Despite Sloterdijk’s critique, Sloterdijk himself would not be averse to the academic life or the academic community on the mountain doing academic work. His critique was against the idea of academic theoretical work being reduced to an intellectual activity that considered the body dead. But that is not what we are advocating. For us the academic mountain houses academic communities who are very much made of flesh and blood. Furthermore, the academic community one belongs to distinctively influences the way one does theoretical work. The perspective of a sociologist is very different from that of an anthropologist, or the premises of a physicist is different from that of a biologist. Presently with the proliferation of knowledge, even within these broad disciplines, there are specialised discourses each one doing unique academic work with their own perspectives, premises, methods and sources of knowledge.

In our story so far, we are still in the city, under the bridge, and we have seen the children whose predicament demands new knowledge and solutions. Our claim is that academic work and research is necessary if we are to find a long-term solution to this problem. For that we need to climb the academic mountain. But what does it mean to approach the academic mountain? What is required of us if we choose to climb the academic mountain?

The academic can be contrasted to an activist. The activist wants to immediately engage the problem and find a solution immediately. He is primarily interested in those particular children under that particular bridge. In some sense he feels he knows what the problem is already and how it needs to be solved. He is interested in actions that will enable him to solve the problem. He may read, write and even do research, but his concern is only to solve the problem at hand. 
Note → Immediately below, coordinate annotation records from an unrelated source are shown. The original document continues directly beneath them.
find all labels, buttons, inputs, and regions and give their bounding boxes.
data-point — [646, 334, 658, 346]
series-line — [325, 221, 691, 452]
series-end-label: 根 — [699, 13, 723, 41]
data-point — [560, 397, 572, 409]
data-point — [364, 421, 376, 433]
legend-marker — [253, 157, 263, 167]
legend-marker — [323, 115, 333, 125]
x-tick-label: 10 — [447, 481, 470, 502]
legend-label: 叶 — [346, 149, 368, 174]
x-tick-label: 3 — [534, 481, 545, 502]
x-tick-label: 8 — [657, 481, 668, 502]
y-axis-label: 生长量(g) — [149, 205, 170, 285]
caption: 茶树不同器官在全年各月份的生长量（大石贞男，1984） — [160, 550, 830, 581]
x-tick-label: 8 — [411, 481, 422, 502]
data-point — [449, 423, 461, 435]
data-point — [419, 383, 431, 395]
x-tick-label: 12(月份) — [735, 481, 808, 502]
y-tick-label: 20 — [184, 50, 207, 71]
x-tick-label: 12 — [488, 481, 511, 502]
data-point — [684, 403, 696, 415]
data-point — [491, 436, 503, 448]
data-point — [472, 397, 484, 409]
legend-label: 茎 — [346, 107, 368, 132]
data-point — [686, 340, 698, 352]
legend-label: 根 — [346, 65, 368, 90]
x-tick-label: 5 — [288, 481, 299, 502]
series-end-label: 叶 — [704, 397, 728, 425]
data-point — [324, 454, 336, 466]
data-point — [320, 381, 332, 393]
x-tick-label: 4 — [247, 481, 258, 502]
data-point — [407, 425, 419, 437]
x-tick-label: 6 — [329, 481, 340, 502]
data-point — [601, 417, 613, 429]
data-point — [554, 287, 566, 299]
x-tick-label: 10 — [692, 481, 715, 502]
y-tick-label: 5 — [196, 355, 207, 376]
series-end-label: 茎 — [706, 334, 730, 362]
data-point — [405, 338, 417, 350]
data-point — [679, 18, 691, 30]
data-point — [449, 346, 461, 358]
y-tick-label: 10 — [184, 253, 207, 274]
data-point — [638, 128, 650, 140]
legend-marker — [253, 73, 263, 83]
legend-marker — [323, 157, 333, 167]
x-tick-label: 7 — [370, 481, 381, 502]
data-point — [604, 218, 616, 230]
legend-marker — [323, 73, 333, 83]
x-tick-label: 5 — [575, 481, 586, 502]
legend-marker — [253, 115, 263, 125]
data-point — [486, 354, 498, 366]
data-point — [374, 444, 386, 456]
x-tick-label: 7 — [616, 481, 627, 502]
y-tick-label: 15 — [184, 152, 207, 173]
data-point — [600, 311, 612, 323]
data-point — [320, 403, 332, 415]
On the other hand, the academic who now has a problem and theme at hand derived from her experience of the children under the bridge, feels a primary urge to find out how this theme has been addressed in the past by other academics. What language and vocabulary did they use to describe the theme? What is the thematic? How much research has been done in the past, so that one does not have to re-invent the wheel while looking for solutions? Furthermore, what exactly is the problematic? Are there aspects and dimensions that one’s initial observations have missed or left out? Most importantly, what aspect of the problem am I really interested in to work on? All of this requires a rigorous engagement with other academics who are living in small communities on the academic mountain.

It is with this desire to thoroughly investigate the problem and embark on a research journey, which will truly transform the ‘children under the bridge’, that I approach the mountain. The research model that I will propose will seek to take forward Sloterdijk’s idea of the mutual ‘embeddedness’ of the world of texts and the world of life.

Dr Brainerd Prince is the Associate Professor of Practice, and Director, Centre for Thinking, Language and Communication, Plaksha University.